Without any hand tuned code, between 32 core and 64 core workloads on 3DPM, there's actually a slight deficit on 64 core.
But when we crank in the hand tuned code, the AVX-512 CPUs storm ahead by a considerable margin.
We covered Digicortex on the last page, but it seems that the different thread groups on W10 Pro is holidng the 3990X back a lot. With SMT disabled, we score nearer 3x here.

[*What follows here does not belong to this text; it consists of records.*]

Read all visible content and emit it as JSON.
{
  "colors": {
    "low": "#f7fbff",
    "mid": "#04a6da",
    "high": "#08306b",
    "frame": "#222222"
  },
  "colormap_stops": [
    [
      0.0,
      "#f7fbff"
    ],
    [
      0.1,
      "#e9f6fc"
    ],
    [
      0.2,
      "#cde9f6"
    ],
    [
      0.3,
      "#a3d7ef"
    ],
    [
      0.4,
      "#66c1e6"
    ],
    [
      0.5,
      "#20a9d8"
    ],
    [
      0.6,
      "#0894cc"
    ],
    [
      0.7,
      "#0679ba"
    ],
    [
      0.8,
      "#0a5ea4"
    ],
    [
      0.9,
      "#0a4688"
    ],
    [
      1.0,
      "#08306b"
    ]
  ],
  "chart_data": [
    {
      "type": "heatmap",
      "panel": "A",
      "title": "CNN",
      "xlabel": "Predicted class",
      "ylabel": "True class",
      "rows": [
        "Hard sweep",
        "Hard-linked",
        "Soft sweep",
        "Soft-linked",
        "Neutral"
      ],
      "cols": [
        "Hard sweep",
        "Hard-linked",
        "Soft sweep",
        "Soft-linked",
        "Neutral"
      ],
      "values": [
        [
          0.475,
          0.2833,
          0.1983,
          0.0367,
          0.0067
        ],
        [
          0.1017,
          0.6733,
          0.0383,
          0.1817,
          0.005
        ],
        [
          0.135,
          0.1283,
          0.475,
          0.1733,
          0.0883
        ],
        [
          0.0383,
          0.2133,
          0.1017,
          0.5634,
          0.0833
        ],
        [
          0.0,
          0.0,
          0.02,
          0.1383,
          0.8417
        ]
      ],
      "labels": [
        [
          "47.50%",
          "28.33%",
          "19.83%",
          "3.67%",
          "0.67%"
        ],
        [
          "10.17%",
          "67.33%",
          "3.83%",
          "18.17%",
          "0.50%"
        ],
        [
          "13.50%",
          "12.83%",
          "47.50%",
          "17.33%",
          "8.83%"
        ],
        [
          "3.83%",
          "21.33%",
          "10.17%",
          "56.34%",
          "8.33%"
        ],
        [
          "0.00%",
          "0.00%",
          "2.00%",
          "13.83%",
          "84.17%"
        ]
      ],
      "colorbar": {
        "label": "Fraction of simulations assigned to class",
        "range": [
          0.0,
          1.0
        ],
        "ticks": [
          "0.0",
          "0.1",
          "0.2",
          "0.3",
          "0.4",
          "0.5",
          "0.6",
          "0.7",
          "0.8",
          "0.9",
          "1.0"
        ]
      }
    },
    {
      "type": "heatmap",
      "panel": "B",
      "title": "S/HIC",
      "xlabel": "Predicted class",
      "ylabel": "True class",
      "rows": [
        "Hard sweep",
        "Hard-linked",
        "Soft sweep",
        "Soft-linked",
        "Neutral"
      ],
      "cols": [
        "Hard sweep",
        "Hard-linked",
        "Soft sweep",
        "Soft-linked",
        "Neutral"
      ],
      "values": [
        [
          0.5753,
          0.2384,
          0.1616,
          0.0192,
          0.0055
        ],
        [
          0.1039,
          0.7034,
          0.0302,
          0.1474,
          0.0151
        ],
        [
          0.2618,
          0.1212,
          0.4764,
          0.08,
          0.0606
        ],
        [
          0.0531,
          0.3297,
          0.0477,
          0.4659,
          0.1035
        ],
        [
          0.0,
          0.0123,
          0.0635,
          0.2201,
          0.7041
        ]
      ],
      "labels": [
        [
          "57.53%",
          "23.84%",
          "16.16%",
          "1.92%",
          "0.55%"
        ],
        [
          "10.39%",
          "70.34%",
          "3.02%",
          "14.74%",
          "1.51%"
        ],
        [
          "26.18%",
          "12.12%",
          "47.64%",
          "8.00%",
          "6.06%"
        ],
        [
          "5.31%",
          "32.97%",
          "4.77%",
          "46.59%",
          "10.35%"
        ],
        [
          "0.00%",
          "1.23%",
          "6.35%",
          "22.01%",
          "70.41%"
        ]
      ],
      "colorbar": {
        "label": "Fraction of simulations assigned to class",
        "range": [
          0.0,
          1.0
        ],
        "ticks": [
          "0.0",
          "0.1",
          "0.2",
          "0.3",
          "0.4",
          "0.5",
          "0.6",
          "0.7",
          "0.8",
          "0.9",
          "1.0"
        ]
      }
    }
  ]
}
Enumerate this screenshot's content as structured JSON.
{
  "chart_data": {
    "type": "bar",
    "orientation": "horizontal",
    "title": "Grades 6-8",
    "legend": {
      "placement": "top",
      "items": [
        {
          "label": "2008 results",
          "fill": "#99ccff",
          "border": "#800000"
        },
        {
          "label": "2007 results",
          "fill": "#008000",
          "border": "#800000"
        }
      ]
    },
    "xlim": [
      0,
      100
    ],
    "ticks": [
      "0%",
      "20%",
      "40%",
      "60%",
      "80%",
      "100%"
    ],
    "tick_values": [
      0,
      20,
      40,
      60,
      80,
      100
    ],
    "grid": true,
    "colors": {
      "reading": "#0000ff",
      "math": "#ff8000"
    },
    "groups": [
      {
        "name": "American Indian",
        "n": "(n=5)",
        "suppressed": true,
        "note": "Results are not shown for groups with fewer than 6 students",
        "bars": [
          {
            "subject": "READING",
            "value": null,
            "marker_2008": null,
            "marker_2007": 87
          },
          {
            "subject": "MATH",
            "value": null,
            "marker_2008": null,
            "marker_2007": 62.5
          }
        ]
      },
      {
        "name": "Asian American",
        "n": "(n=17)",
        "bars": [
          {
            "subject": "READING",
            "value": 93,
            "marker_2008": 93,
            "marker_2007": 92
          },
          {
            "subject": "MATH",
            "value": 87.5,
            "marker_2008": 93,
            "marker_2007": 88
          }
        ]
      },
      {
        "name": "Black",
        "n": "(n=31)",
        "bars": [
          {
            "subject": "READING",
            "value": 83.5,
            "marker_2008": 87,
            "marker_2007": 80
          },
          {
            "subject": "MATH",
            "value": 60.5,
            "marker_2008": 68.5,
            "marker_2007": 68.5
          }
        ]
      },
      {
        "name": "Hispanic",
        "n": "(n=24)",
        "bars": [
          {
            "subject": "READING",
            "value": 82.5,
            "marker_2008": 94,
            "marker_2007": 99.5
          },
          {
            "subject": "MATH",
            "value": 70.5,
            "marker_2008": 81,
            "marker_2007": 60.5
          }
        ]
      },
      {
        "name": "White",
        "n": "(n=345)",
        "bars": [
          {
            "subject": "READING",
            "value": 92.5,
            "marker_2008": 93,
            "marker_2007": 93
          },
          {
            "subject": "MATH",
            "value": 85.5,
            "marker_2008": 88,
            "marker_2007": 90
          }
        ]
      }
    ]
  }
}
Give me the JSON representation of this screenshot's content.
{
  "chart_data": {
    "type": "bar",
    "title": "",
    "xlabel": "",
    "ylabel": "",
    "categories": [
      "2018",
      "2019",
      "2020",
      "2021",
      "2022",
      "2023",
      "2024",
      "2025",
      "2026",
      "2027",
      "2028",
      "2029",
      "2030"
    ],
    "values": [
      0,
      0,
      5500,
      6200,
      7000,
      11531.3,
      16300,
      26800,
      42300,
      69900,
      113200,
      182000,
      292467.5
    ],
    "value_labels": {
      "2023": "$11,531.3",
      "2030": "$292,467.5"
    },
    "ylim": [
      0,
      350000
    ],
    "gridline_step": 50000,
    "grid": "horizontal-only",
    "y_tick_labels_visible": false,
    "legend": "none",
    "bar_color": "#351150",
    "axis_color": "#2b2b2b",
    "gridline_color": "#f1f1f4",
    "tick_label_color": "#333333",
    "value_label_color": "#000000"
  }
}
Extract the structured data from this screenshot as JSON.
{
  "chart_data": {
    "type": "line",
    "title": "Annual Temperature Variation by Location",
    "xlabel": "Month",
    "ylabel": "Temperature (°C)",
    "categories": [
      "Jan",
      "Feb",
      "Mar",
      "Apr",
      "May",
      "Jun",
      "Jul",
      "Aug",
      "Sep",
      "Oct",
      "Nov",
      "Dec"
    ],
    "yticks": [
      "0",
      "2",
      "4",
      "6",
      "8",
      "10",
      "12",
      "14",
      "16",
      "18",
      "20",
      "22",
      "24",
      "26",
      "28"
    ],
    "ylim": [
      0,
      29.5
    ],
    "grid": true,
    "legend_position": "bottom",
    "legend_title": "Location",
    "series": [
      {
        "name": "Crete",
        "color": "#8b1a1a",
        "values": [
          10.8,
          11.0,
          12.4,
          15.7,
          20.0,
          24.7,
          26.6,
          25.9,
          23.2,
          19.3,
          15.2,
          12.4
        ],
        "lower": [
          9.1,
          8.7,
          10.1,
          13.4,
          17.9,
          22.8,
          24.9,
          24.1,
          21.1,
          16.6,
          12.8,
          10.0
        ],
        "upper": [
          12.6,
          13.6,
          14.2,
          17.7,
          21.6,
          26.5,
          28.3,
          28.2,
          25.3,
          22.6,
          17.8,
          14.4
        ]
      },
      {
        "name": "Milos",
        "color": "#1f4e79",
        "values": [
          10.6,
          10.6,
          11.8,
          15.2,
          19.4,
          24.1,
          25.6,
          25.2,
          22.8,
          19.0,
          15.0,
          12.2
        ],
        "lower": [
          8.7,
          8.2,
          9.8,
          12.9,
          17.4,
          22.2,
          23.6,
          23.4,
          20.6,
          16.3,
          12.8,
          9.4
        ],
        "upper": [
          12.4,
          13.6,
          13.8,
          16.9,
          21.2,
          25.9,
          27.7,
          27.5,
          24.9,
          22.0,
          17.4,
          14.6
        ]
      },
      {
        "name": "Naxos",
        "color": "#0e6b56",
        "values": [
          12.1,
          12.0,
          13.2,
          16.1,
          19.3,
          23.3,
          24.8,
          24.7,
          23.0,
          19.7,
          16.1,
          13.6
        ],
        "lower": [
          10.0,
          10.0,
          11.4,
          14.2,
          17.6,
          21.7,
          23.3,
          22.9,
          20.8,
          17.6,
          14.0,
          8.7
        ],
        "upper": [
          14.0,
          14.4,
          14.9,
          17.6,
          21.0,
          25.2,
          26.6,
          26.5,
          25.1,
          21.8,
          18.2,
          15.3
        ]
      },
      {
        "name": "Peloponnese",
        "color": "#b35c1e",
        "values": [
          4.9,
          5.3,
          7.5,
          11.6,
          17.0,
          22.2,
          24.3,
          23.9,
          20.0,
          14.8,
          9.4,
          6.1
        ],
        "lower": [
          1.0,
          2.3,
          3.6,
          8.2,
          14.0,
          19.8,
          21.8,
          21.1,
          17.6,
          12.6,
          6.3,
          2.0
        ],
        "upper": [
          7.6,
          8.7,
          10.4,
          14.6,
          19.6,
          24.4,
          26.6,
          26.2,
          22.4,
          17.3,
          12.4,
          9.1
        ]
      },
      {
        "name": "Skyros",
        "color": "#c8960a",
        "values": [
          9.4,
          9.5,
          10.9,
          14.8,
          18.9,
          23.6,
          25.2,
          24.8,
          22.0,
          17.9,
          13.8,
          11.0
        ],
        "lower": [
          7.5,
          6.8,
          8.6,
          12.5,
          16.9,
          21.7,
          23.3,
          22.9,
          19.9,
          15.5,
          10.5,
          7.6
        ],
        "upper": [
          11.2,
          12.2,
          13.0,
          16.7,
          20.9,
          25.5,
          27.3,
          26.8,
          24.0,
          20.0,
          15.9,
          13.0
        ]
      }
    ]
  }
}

Luxmark is an AVX2 accelerated program, and having more cores here helps. But we see little gain from 32C to 64C.
As we saw on the last page, POV-Ray preferred having SMT off for the 3990X, otherwise there's no benefit over the 32-core CPU.
AES gets a slight bump over the 32 core, however not as much as the 2x price difference would have you believe.
As we saw on the previous page, W10 Enterprise causes our Handbrake test to go way up, but on W10 Pro then the 3990X loses ground to the 3950X.
And how about a simple game test - we know 64 cores is overkill for games, so here's a CPU bount test. There's not a lot in it between the 3990X and the 3970X, but Intel's high frequency CPUs are the best here.
There are a lot of situations where the jump from AMD's 32-core $1999 CPU, the 3970X, up to the 64-core $3990 CPU only gives the smallest tangible gain. That doesn't bode well. The benchmarks that do get the biggest gains however can get near perfect scaling, making the 3990X a fantastic upgrade. However those tests are few and far between. If these were the options, the smart money is on the 3970X, unless you can be absolutely clear that the software you run can benefit from the extra cores.